Look at the chart above again, because it’s unlikely you will ever see anything like it in a long time, at least if the last 40+ years is any indication.  That’s because there has never been a time in the two-year Treasury’s history where it has been more than one-standard deviation above its 50-DMA for this long.  Conversely, there has never been a streak where the yield on the two-year was this far below its 50-DMA for this long either.

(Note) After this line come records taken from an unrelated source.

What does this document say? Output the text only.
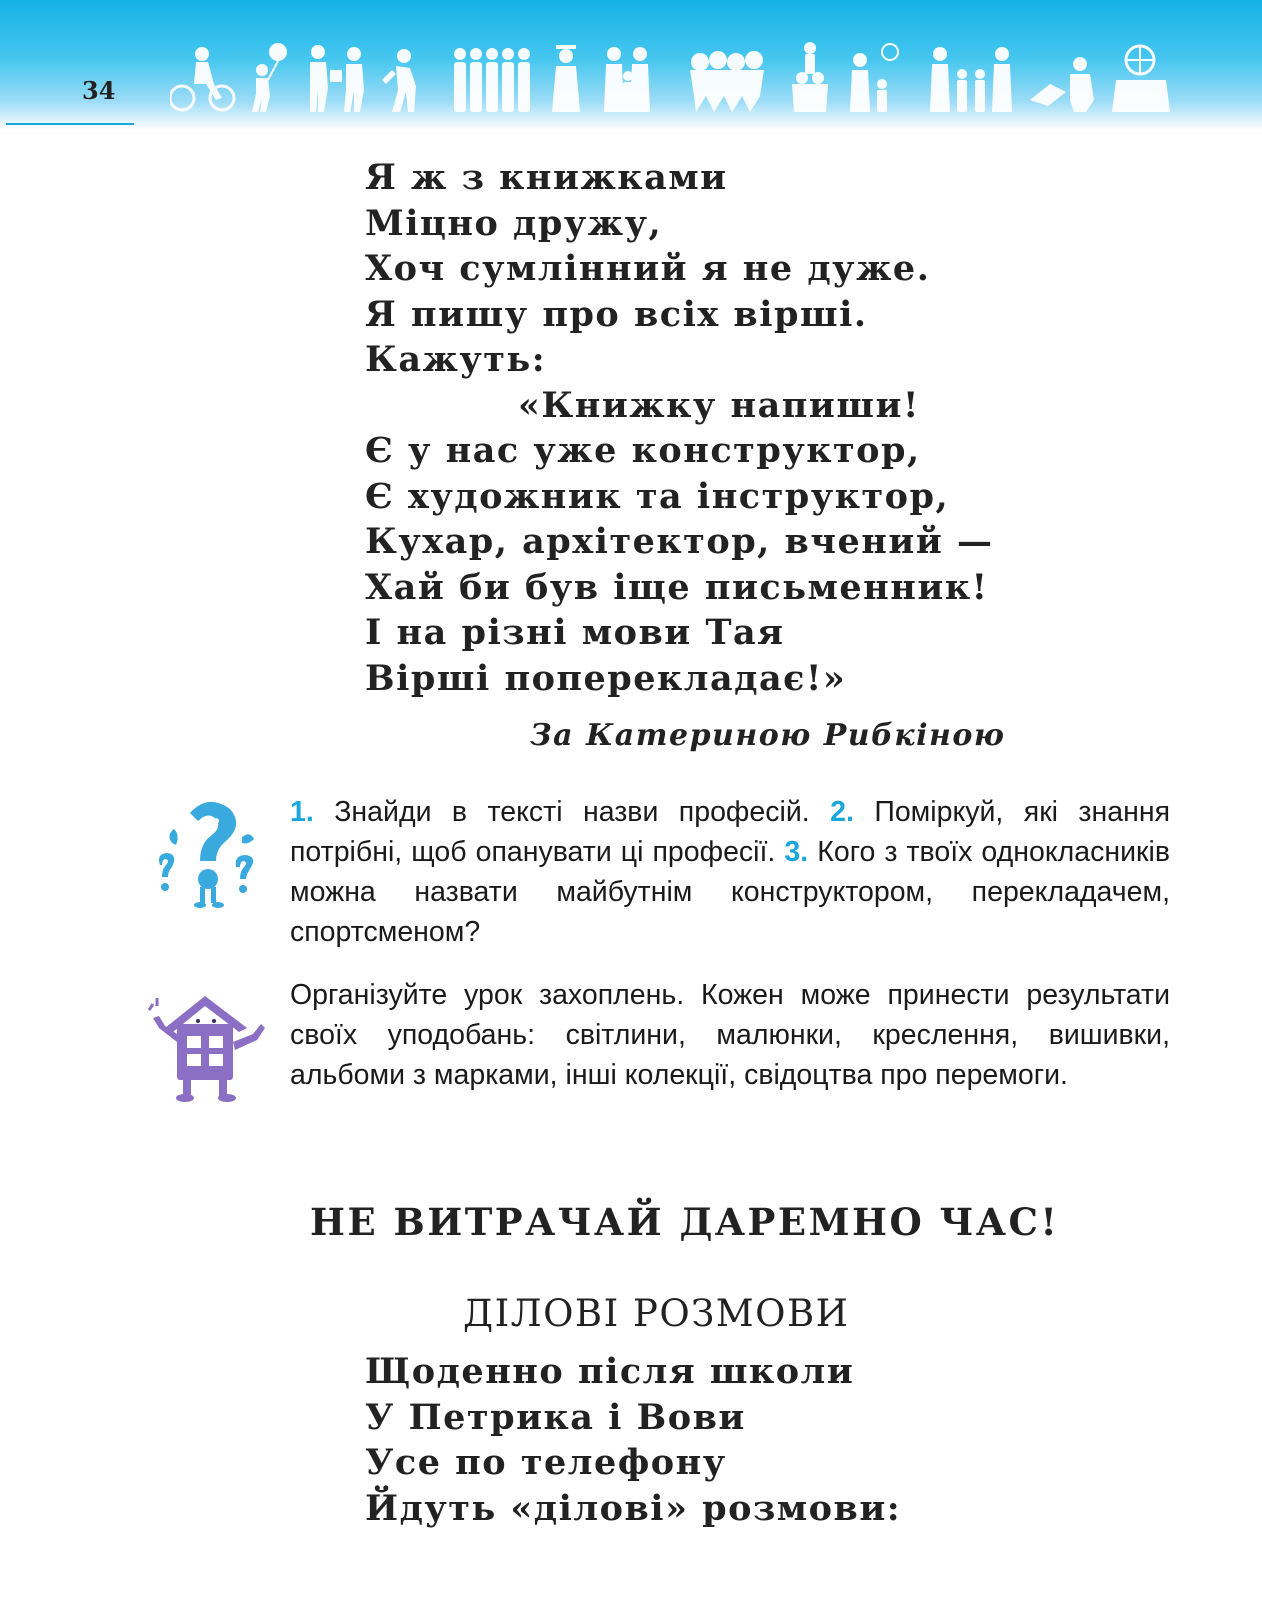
34
Я ж з книжками
Міцно дружу,
Хоч сумлінний я не дуже.
Я пишу про всіх вірші.
Кажуть:
«Книжку напиши!
Є у нас уже конструктор,
Є художник та інструктор,
Кухар, архітектор, вчений —
Хай би був іще письменник!
І на різні мови Тая
Вірші поперекладає!»
За Катериною Рибкіною

1. Знайди в тексті назви професій. 2. Поміркуй, які знання потрібні, щоб опанувати ці професії. 3. Кого з твоїх однокласників можна назвати майбутнім конструктором, перекладачем, спортсменом?

Організуйте урок захоплень. Кожен може принести результати своїх уподобань: світлини, малюнки, креслення, вишивки, альбоми з марками, інші колекції, свідоцтва про перемоги.

НЕ ВИТРАЧАЙ ДАРЕМНО ЧАС!
ДІЛОВІ РОЗМОВИ
Щоденно після школи
У Петрика і Вови
Усе по телефону
Йдуть «ділові» розмови:
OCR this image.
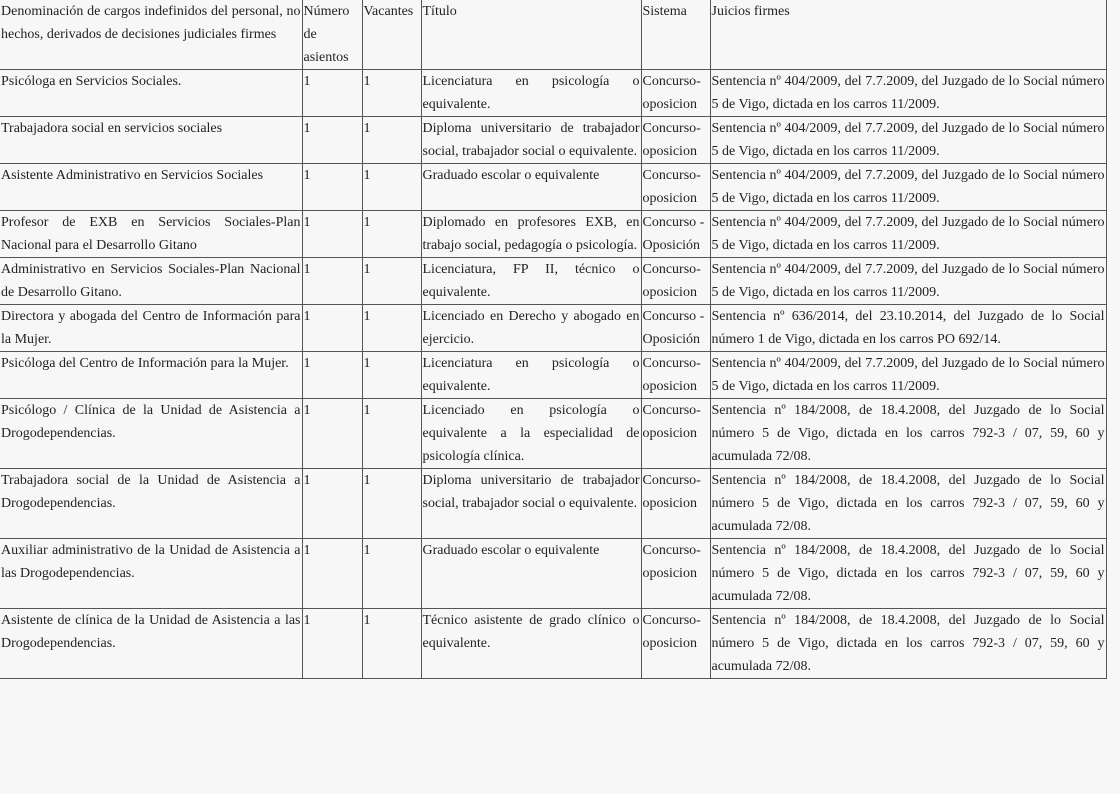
Denominación de cargos indefinidos del personal, no hechos, derivados de decisiones judiciales firmes	Número de asientos	Vacantes	Título	Sistema	Juicios firmes
Psicóloga en Servicios Sociales.	1	1	Licenciatura en psicología o equivalente.	Concurso-oposicion	Sentencia nº 404/2009, del 7.7.2009, del Juzgado de lo Social número 5 de Vigo, dictada en los carros 11/2009.
Trabajadora social en servicios sociales	1	1	Diploma universitario de trabajador social, trabajador social o equivalente.	Concurso-oposicion	Sentencia nº 404/2009, del 7.7.2009, del Juzgado de lo Social número 5 de Vigo, dictada en los carros 11/2009.
Asistente Administrativo en Servicios Sociales	1	1	Graduado escolar o equivalente	Concurso-oposicion	Sentencia nº 404/2009, del 7.7.2009, del Juzgado de lo Social número 5 de Vigo, dictada en los carros 11/2009.
Profesor de EXB en Servicios Sociales-Plan Nacional para el Desarrollo Gitano	1	1	Diplomado en profesores EXB, en trabajo social, pedagogía o psicología.	Concurso - Oposición	Sentencia nº 404/2009, del 7.7.2009, del Juzgado de lo Social número 5 de Vigo, dictada en los carros 11/2009.
Administrativo en Servicios Sociales-Plan Nacional de Desarrollo Gitano.	1	1	Licenciatura, FP II, técnico o equivalente.	Concurso-oposicion	Sentencia nº 404/2009, del 7.7.2009, del Juzgado de lo Social número 5 de Vigo, dictada en los carros 11/2009.
Directora y abogada del Centro de Información para la Mujer.	1	1	Licenciado en Derecho y abogado en ejercicio.	Concurso - Oposición	Sentencia nº 636/2014, del 23.10.2014, del Juzgado de lo Social número 1 de Vigo, dictada en los carros PO 692/14.
Psicóloga del Centro de Información para la Mujer.	1	1	Licenciatura en psicología o equivalente.	Concurso-oposicion	Sentencia nº 404/2009, del 7.7.2009, del Juzgado de lo Social número 5 de Vigo, dictada en los carros 11/2009.
Psicólogo / Clínica de la Unidad de Asistencia a Drogodependencias.	1	1	Licenciado en psicología o equivalente a la especialidad de psicología clínica.	Concurso-oposicion	Sentencia nº 184/2008, de 18.4.2008, del Juzgado de lo Social número 5 de Vigo, dictada en los carros 792-3 / 07, 59, 60 y acumulada 72/08.
Trabajadora social de la Unidad de Asistencia a Drogodependencias.	1	1	Diploma universitario de trabajador social, trabajador social o equivalente.	Concurso-oposicion	Sentencia nº 184/2008, de 18.4.2008, del Juzgado de lo Social número 5 de Vigo, dictada en los carros 792-3 / 07, 59, 60 y acumulada 72/08.
Auxiliar administrativo de la Unidad de Asistencia a las Drogodependencias.	1	1	Graduado escolar o equivalente	Concurso-oposicion	Sentencia nº 184/2008, de 18.4.2008, del Juzgado de lo Social número 5 de Vigo, dictada en los carros 792-3 / 07, 59, 60 y acumulada 72/08.
Asistente de clínica de la Unidad de Asistencia a las Drogodependencias.	1	1	Técnico asistente de grado clínico o equivalente.	Concurso-oposicion	Sentencia nº 184/2008, de 18.4.2008, del Juzgado de lo Social número 5 de Vigo, dictada en los carros 792-3 / 07, 59, 60 y acumulada 72/08.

The chart below shows historical streaks (in trading days) where the two-year US Treasury yield was more than one standard deviation above its 50-DMA or more than one standard deviation below it.  In terms of closes above that level, the longest streak prior to the current one was back in 1994 when there were actually two back to back streaks of 70+ trading days.  If you don’t remember 1994, it was another period where short-term interest rates steadily rose from just under 4% to just under 8% following a long period of dormancy.  That increase in rates culminated with the bankruptcy of Orange County, California in December 1994.  On the downside, the longest streak where the yield on the two-year closed more than one standard deviation below its 50-DMA ended in January 1985 during a period where the yield declined from close to 12% to just under 10%.